Tourists on a boat by tour operator Whale Watching Reykjanes got a special treat yesterday when they spotted a rare Greenland whale just casually chilling in the water and even swimming up close to the boat, RÚV reports. The Greenland whale is almost extinct in the North Sea, with only around 350 to 450 animals believed to be alive. The rare species has been protected since 1975. As we know that this is not likely to stop Icelandic whalers from hunting the poor creature – it might be a hybrid and not an actual Greenland whale, right – let’s just hope it will swim as far away from the dangerous Icelandic waters as possible asap.
Meanwhile, it doesn’t look good for puffins either: While their breeding seems to be better than expected in Akureyri, Morgunblaðið reports that there have been many chicks dying on the Westman Islands, one of the Icelandic puffin’s main breeding spots. To monitor puffin behaviour better, GPS locators have been installed on eleven adult puffins. What has been found out is that the birds appear to have to fly up to 110 kilometres in search for food for their chicks, which reduces the amount of food they bring back. “The adult puffins bring back much less food than the chicks would need in order to grow,” Erpur Snær Hansen from the South Icelandic Nature Institution told Morgunblaðið.

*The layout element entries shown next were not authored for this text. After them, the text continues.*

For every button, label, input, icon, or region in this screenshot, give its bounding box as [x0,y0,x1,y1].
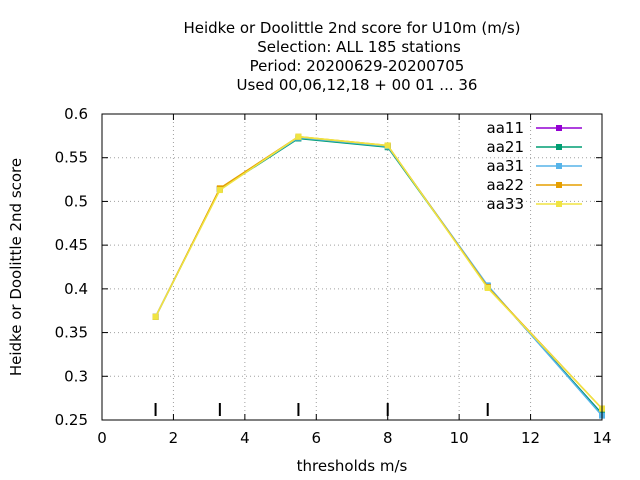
y-tick-label: 0.45 [55,236,88,254]
x-tick-label: 10 [450,429,469,447]
title-line-3: Period: 20200629-20200705 [250,57,465,75]
x-tick-label: 4 [240,429,250,447]
y-axis-ticks: 0.25 0.3 0.35 0.4 0.45 0.5 0.55 0.6 [55,105,602,429]
legend-item-aa31: aa31 [487,157,582,175]
legend-item-aa22: aa22 [487,176,582,194]
x-tick-label: 12 [521,429,540,447]
series-line [154,137,603,415]
plot-frame [101,113,603,421]
legend-marker [556,201,562,207]
series-aa33 [152,133,605,412]
series-line [154,136,603,415]
title-line-2: Selection: ALL 185 stations [257,38,461,56]
y-tick-label: 0.35 [55,324,88,342]
legend-item-aa11: aa11 [487,119,582,137]
x-tick-label: 6 [312,429,322,447]
data-point [216,187,223,194]
legend-label: aa22 [487,176,524,194]
x-tick-label: 8 [383,429,393,447]
y-axis-label: Heidke or Doolittle 2nd score [7,158,25,376]
series-aa21 [152,135,605,417]
data-point [384,142,391,149]
legend-item-aa21: aa21 [487,138,582,156]
series-line [154,135,603,410]
legend-label: aa33 [487,195,524,213]
x-tick-label: 0 [97,429,107,447]
legend-marker [556,144,562,150]
legend-label: aa21 [487,138,524,156]
y-tick-label: 0.25 [55,411,88,429]
title-line-4: Used 00,06,12,18 + 00 01 ... 36 [237,76,478,94]
legend-marker [556,163,562,169]
x-tick-label: 14 [592,429,611,447]
x-tick-label: 2 [169,429,179,447]
threshold-markers [154,403,489,416]
grid [102,114,602,420]
data-point [295,133,302,140]
legend-marker [556,182,562,188]
series-aa22 [152,133,605,412]
x-axis-label: thresholds m/s [297,457,408,475]
y-tick-label: 0.55 [55,149,88,167]
y-tick-label: 0.3 [64,367,88,385]
legend-item-aa33: aa33 [487,195,582,213]
x-axis-ticks: 0 2 4 6 8 10 12 14 [97,114,612,447]
legend-label: aa11 [487,119,524,137]
y-tick-label: 0.5 [64,192,88,210]
legend-label: aa31 [487,157,524,175]
y-tick-label: 0.6 [64,105,88,123]
y-tick-label: 0.4 [64,280,88,298]
series-line [154,135,603,410]
data-point [152,313,159,320]
series-group [152,133,605,419]
legend-marker [556,125,562,131]
series-aa11 [152,134,605,417]
title-line-1: Heidke or Doolittle 2nd score for U10m (… [183,19,520,37]
series-line [154,136,603,417]
chart-title: Heidke or Doolittle 2nd score for U10m (… [183,19,520,94]
data-point [484,284,491,291]
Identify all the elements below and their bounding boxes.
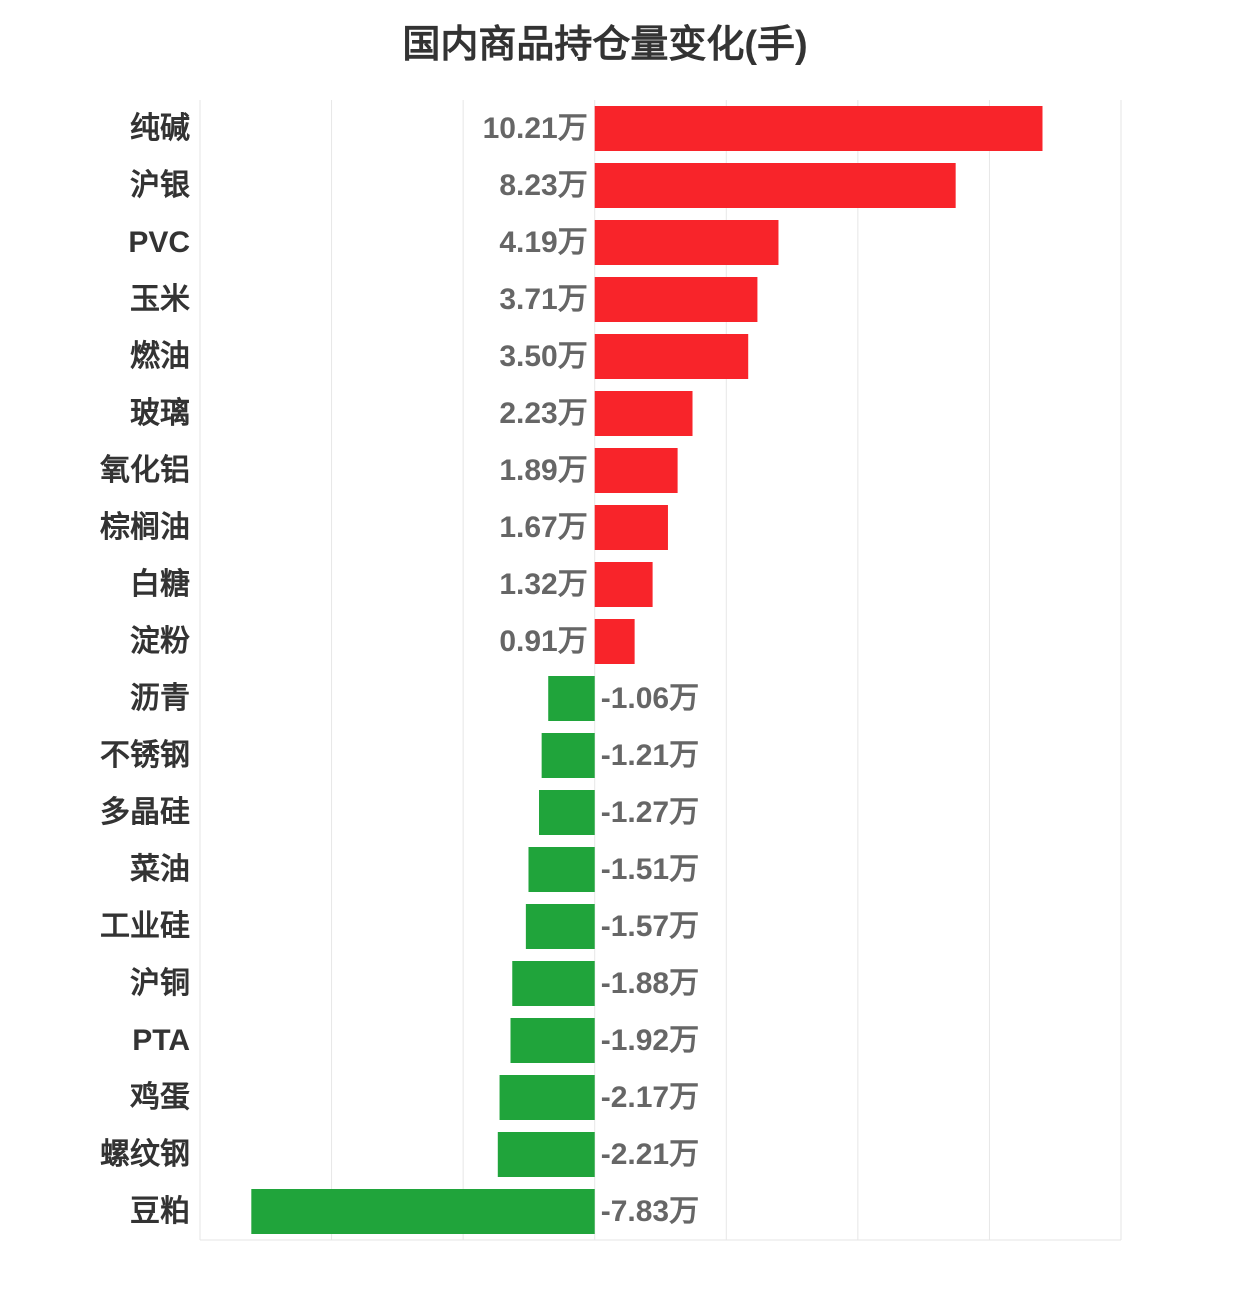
bar-10: [594, 619, 635, 664]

Further, US broadcaster NBC came to Iceland in order to find out about gun ownership in Iceland. The resulting clip,which was published on the NBC website yesterday, starts with “Icelandic people love guns” and continues with “Like Americans, many Icelandic people fervently believe in the right to bear arms” to then claim, “But in Iceland, people don’t shoot each other”. Seems like gun paradise was right around the corner for Americans! NBC then continues to praise Icelandic gun control, as it is rather difficult to get in possession of a firearm, a story the Grapevine had already covered a year ago.